Document Analysis
Every document you upload runs through a four-stage pipeline: type detection, OCR + parsing, validation, and red-flag scoring. The structured result is then attached to any report that references the document.
Supported formats
| Format | Max size | Notes |
|---|---|---|
| 20 MB | Searchable and scanned PDFs both supported. | |
| JPG / JPEG | 10 MB | Best for photos of physical documents. |
| PNG | 10 MB | Preferred for screenshots and digital exports. |
| HEIC | 10 MB | Automatically transcoded to JPEG before processing. |
The pipeline
1. Type detection. A lightweight classifier guesses the document type (passport, bank statement, employment letter, invitation, itinerary, etc.) so downstream extractors know which schema to apply.
2. OCR & structured extraction. Text is extracted with layout awareness; key fields (dates, IDs, amounts, names) are normalised into a typed schema per document type.
3. Validation. Each field is checked for plausibility (date ranges, currency consistency, name match across documents, passport MRZ check digits, etc.).

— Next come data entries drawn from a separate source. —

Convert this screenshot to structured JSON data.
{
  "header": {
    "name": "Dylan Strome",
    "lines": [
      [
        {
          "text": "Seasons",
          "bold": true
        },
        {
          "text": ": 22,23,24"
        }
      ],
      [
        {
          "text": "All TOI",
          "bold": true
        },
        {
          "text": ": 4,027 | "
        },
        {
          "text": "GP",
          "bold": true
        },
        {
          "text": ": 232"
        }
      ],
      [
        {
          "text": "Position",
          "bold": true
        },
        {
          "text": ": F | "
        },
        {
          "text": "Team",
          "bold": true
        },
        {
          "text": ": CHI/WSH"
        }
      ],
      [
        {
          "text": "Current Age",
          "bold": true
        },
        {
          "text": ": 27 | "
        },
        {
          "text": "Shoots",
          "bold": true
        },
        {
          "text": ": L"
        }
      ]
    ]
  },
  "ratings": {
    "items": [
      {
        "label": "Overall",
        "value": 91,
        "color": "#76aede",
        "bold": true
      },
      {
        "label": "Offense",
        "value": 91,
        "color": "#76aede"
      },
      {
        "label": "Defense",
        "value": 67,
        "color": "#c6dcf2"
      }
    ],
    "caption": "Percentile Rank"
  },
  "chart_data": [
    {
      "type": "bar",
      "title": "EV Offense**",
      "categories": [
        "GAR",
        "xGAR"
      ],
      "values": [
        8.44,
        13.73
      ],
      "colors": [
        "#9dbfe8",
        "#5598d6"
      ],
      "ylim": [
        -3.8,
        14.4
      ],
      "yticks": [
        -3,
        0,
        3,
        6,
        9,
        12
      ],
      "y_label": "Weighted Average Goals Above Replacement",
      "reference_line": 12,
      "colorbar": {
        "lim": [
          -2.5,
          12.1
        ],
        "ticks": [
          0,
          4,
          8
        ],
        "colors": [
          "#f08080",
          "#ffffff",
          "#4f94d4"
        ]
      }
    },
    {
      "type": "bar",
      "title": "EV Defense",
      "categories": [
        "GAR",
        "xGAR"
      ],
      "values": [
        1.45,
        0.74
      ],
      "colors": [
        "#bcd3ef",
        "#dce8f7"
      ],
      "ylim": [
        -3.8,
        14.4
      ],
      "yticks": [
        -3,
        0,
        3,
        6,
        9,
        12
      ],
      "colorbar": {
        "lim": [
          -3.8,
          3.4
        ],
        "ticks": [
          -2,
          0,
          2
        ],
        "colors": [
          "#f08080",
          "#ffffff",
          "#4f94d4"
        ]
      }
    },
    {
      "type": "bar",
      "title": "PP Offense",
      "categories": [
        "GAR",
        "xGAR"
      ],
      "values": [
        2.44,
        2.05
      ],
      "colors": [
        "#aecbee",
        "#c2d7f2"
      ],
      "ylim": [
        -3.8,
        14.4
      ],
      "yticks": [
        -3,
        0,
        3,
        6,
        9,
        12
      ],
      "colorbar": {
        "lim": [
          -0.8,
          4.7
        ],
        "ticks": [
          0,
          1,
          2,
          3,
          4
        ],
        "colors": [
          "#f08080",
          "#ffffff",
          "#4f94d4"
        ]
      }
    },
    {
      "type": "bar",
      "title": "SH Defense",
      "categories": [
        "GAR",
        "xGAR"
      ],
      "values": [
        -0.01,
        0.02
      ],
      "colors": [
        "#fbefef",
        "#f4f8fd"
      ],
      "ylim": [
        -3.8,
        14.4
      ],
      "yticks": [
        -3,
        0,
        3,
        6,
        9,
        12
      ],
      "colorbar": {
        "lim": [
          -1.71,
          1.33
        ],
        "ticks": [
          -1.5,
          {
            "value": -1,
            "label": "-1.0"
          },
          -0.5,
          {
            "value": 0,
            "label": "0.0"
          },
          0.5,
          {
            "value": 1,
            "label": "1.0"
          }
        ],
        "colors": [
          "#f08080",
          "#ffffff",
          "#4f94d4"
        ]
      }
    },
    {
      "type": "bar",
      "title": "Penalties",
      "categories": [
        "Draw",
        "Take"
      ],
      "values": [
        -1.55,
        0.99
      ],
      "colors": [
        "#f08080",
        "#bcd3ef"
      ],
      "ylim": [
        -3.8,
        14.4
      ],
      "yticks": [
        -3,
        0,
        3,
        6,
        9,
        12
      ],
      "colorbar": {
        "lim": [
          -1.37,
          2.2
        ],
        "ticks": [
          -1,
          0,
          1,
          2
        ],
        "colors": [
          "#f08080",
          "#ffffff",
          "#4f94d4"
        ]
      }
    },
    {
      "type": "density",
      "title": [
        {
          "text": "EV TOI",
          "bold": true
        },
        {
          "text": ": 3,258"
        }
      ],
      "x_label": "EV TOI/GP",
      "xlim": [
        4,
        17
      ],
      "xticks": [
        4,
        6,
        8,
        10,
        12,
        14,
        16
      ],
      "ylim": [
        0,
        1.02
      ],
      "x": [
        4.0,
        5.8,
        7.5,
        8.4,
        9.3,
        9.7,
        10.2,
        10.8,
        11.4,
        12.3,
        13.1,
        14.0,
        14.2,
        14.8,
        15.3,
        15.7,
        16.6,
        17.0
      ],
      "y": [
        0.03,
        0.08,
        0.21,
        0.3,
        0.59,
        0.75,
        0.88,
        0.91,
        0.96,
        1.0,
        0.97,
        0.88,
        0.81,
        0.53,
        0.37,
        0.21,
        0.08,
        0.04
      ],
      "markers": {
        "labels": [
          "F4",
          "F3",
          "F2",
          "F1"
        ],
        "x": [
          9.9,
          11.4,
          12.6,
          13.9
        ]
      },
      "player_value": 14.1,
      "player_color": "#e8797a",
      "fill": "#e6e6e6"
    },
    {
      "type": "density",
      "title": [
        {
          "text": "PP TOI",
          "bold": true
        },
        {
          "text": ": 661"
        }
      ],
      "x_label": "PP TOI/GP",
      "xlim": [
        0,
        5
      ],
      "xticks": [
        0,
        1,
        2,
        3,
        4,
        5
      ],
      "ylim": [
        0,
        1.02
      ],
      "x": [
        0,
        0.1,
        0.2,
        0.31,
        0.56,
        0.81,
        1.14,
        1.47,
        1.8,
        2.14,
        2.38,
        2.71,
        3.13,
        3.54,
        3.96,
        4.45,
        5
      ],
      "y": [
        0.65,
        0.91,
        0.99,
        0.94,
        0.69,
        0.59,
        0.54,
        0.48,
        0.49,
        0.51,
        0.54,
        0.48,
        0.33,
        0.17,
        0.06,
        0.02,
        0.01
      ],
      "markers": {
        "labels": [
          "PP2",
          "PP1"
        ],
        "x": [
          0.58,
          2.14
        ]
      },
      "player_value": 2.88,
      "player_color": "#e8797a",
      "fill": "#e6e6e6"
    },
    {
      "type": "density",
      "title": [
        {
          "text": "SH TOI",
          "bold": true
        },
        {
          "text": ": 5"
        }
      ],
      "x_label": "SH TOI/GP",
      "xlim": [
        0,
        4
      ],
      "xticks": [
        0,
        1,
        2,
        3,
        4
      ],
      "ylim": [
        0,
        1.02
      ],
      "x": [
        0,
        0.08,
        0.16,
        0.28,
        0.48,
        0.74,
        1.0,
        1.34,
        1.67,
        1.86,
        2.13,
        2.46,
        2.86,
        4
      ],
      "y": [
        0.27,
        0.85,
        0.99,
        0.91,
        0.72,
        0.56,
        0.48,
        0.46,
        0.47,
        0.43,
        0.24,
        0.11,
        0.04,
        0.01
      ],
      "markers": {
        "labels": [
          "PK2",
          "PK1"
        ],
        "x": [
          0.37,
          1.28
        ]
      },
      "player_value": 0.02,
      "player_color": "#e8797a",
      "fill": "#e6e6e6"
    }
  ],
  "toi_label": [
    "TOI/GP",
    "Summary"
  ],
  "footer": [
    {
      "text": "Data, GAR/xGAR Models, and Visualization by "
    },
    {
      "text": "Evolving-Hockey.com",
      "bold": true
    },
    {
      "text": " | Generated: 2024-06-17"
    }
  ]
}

4. Red-flag detection. Pattern-level checks look for common reasons reviewers reject documents: expired-soon passports, inconsistent salaries, account balances that spike unnaturally days before submission, mismatched names, low-resolution photos of seals or stamps.
Per-document output
The result attached to each document is a stable JSON object with extracted, checks, and red_flags arrays. Reports use these as inputs into the document signal score.
{
"id": "doc_01HXYZpassport",
"type": "passport",
"status": "analysed",
"extracted": {
"full_name": "AYŞE YILMAZ",
"passport_number": "U12345678",
"issued_at": "2022-03-04",
"expires_at": "2032-03-03",
"country": "TR"
},
"checks": [
{ "id": "expiry_buffer", "status": "pass" },
{ "id": "mrz_consistency", "status": "pass" },
{ "id": "photo_quality", "status": "pass" }
],
"red_flags": []
}Document types currently supported
- Passport (biographical page)
- National ID
- Bank statements (Turkish, EU, US, UK formats)
- Employment letter / pay slip
- Tax return summary
- Invitation letter (host or sponsor)
- Hotel reservation / flight itinerary
- Travel medical insurance
- Previous visas and entry/exit stamps
Signal categories
Each check and red_flag belongs to a signal category. The category determines how the result feeds the document signal score and which recommendation templates it can trigger.
| Category | Example checks | Effect when failed |
|---|---|---|
validity | expiry_buffer, mrz_consistency, check_digit | Hard red flag — strongly lowers the document score. |
consistency | name_match, dob_match, address_match across files | Cross-document mismatch flagged for reviewer attention. |
finance_integrity | balance_stability, salary_consistency, deposit_spike | Raises a finances red flag and a proof-of-funds recommendation. |
media_quality | photo_quality, seal_resolution, page_completeness | Soft flag — prompts a clearer re-upload recommendation. |
Worked example
Suppose an applicant uploads a passport and a bank statement. Type detection labels each file, OCR extracts the fields, and validation runs the category checks. The passport passes expiry_buffer and mrz_consistency (as in the JSON above), but the statement trips finance_integrity.deposit_spike because a large deposit landed four days before submission. That single red flag lowers the document signal score and emits a finances recommendation asking the applicant to document the source of funds — the same event that the Recommendations page turns into rec_increase_funds_proof.